Die Sau an der Wittenberger Schlosskirche bleibt. Das hat das Landgericht Dessau-Roßlau entschieden. Geklagt hatte ein Mitglied der Jüdischen Gemeinde zu Berlin, das sich durch die Skulptur in seiner Ehre verletzt sieht. Es liege keine von der evangelischen Gemeinde ausgehende Beleidigung vor, urteilte nun das Gericht und wies die Klage ab. Eine Berufung ist möglich.
DEMÜTIGUNG Die »Judensau«-Darstellungen sind widerlich und zutiefst demütigend für Juden. Meist auf mittelalterlichen Reliefs und Plastiken sind Juden gekennzeichnet durch Tracht, Spitzhut oder Gelben Ring. Die Reliefs zeigen sie wie Ferkel, die an den Zitzen einer Sau saugen oder verkehrt herum auf einem Schwein reiten, das Gesicht dem Anus zugewandt, aus dem Urin spritzt. Schlimmer kann man Menschen nicht verspotten.
Plötzlich werden wir gewahr,
dass es Nazi-Glocken oder »Judensau«-Darstellungen gibt?
Die vermutlich 30 noch in Deutschland existierenden »Judensau«-Darstellungen sind herabwürdigend – seit 500 Jahren.
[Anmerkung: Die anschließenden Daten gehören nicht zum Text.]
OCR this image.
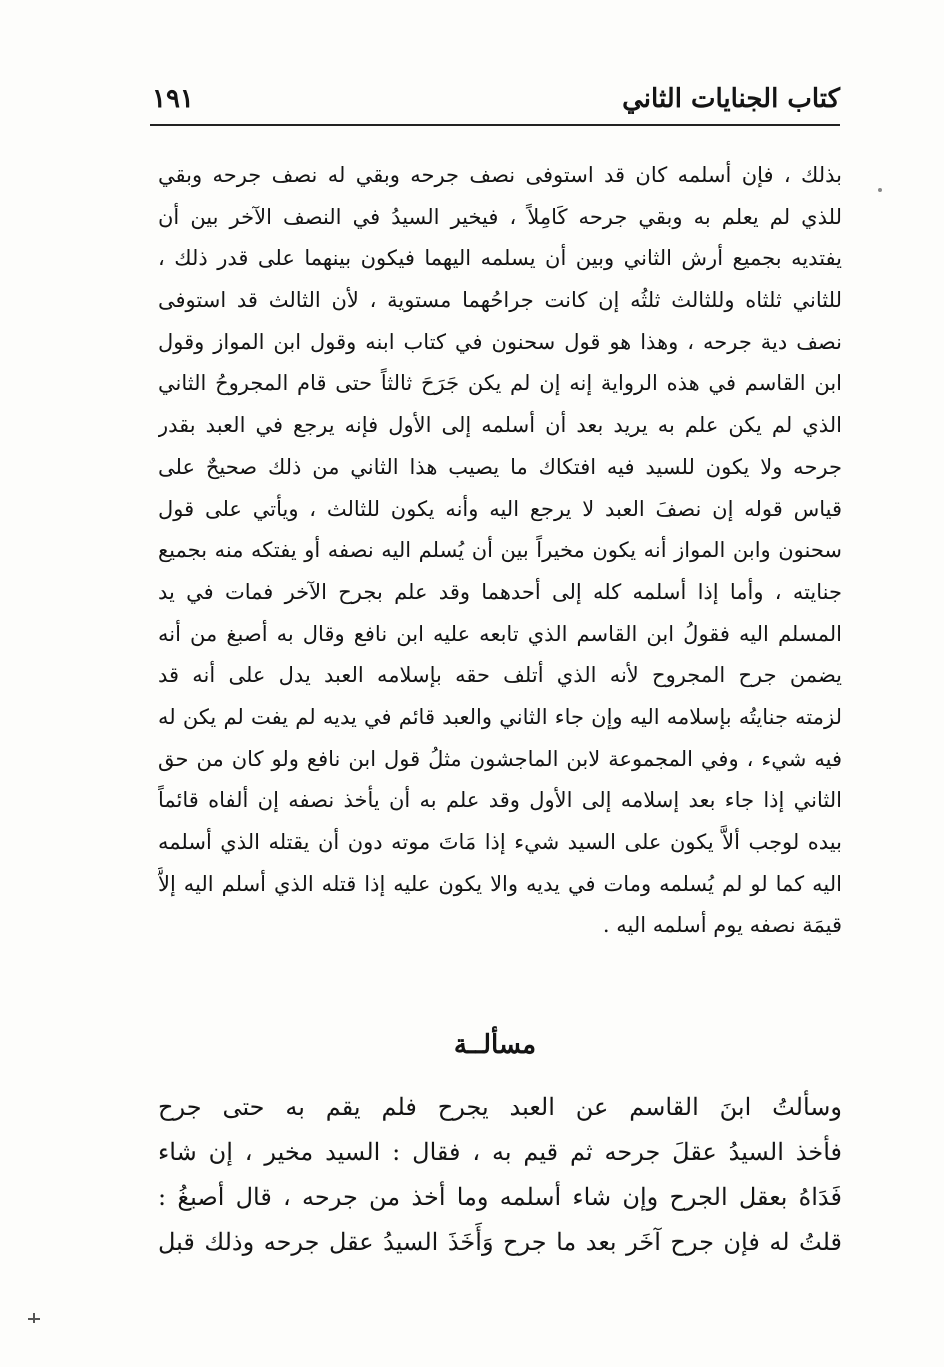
كتاب الجنايات الثاني
١٩١
بذلك ، فإن أسلمه كان قد استوفى نصف جرحه وبقي له نصف جرحه وبقي
للذي لم يعلم به وبقي جرحه كَامِلاً ، فيخير السيدُ في النصف الآخر بين أن
يفتديه بجميع أرش الثاني وبين أن يسلمه اليهما فيكون بينهما على قدر ذلك ،
للثاني ثلثاه وللثالث ثلثُه إن كانت جراحُهما مستوية ، لأن الثالث قد استوفى
نصف دية جرحه ، وهذا هو قول سحنون في كتاب ابنه وقول ابن المواز وقول
ابن القاسم في هذه الرواية إنه إن لم يكن جَرَحَ ثالثاً حتى قام المجروحُ الثاني
الذي لم يكن علم به يريد بعد أن أسلمه إلى الأول فإنه يرجع في العبد بقدر
جرحه ولا يكون للسيد فيه افتكاك ما يصيب هذا الثاني من ذلك صحيحٌ على
قياس قوله إن نصفَ العبد لا يرجع اليه وأنه يكون للثالث ، ويأتي على قول
سحنون وابن المواز أنه يكون مخيراً بين أن يُسلم اليه نصفه أو يفتكه منه بجميع
جنايته ، وأما إذا أسلمه كله إلى أحدهما وقد علم بجرح الآخر فمات في يد
المسلم اليه فقولُ ابن القاسم الذي تابعه عليه ابن نافع وقال به أصبغ من أنه
يضمن جرح المجروح لأنه الذي أتلف حقه بإسلامه العبد يدل على أنه قد
لزمته جنايتُه بإسلامه اليه وإن جاء الثاني والعبد قائم في يديه لم يفت لم يكن له
فيه شيء ، وفي المجموعة لابن الماجشون مثلُ قول ابن نافع ولو كان من حق
الثاني إذا جاء بعد إسلامه إلى الأول وقد علم به أن يأخذ نصفه إن ألفاه قائماً
بيده لوجب ألاَّ يكون على السيد شيء إذا مَاتَ موته دون أن يقتله الذي أسلمه
اليه كما لو لم يُسلمه ومات في يديه والا يكون عليه إذا قتله الذي أسلم اليه إلاَّ
قيمَة نصفه يوم أسلمه اليه .
مسألــة
وسألتُ ابنَ القاسم عن العبد يجرح فلم يقم به حتى جرح
فأخذ السيدُ عقلَ جرحه ثم قيم به ، فقال : السيد مخير ، إن شاء
فَدَاهُ بعقل الجرح وإن شاء أسلمه وما أخذ من جرحه ، قال أصبغُ :
قلتُ له فإن جرح آخَر بعد ما جرح وَأَخَذَ السيدُ عقل جرحه وذلك قبل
Aber sind wir wirklich erst jetzt so aufgeklärt, dass wir nun diese Symbole des Antisemitismus vernichten wollen? Plötzlich werden wir gewahr, dass es Nazi-Glocken oder »Judensau«-Darstellungen gibt?
BILDERSTURM Ein bisschen spät – oder ein bisschen übereifrig? Klar kann man Hakenkreuze und Nazisprüche abflexen, Glocken ent- und neuwidmen, läuten können sie dann eh nicht mehr. Auch Bildzeugnisse zerstören, Skulpturen zerschlagen, Reliefs abschlagen kann man. Doch die Leerstellen schreien umso lauter. Und wäre es nicht ein bloßer Bildersturm?
Die Diskussion wird weitergehen. Und das ist gut so, denn die Auseinandersetzung über antisemitische Skulpturen, über bildliche Zeitdokumente, ihren Sinn und ihre Bedeutung bringt mehr, als zu glauben, mit dem Abschlagen von mittelalterlichen Skulpturen habe man das Problem Antisemitismus erledigt. Führt die Jugendlichen hin und lasst sie selbst herausfinden, was daran verwerflich ist! Besser lässt sich Bildung nicht gestalten. Das Lutherjahr haben wir doch auch überstanden und gute Debatten geführt.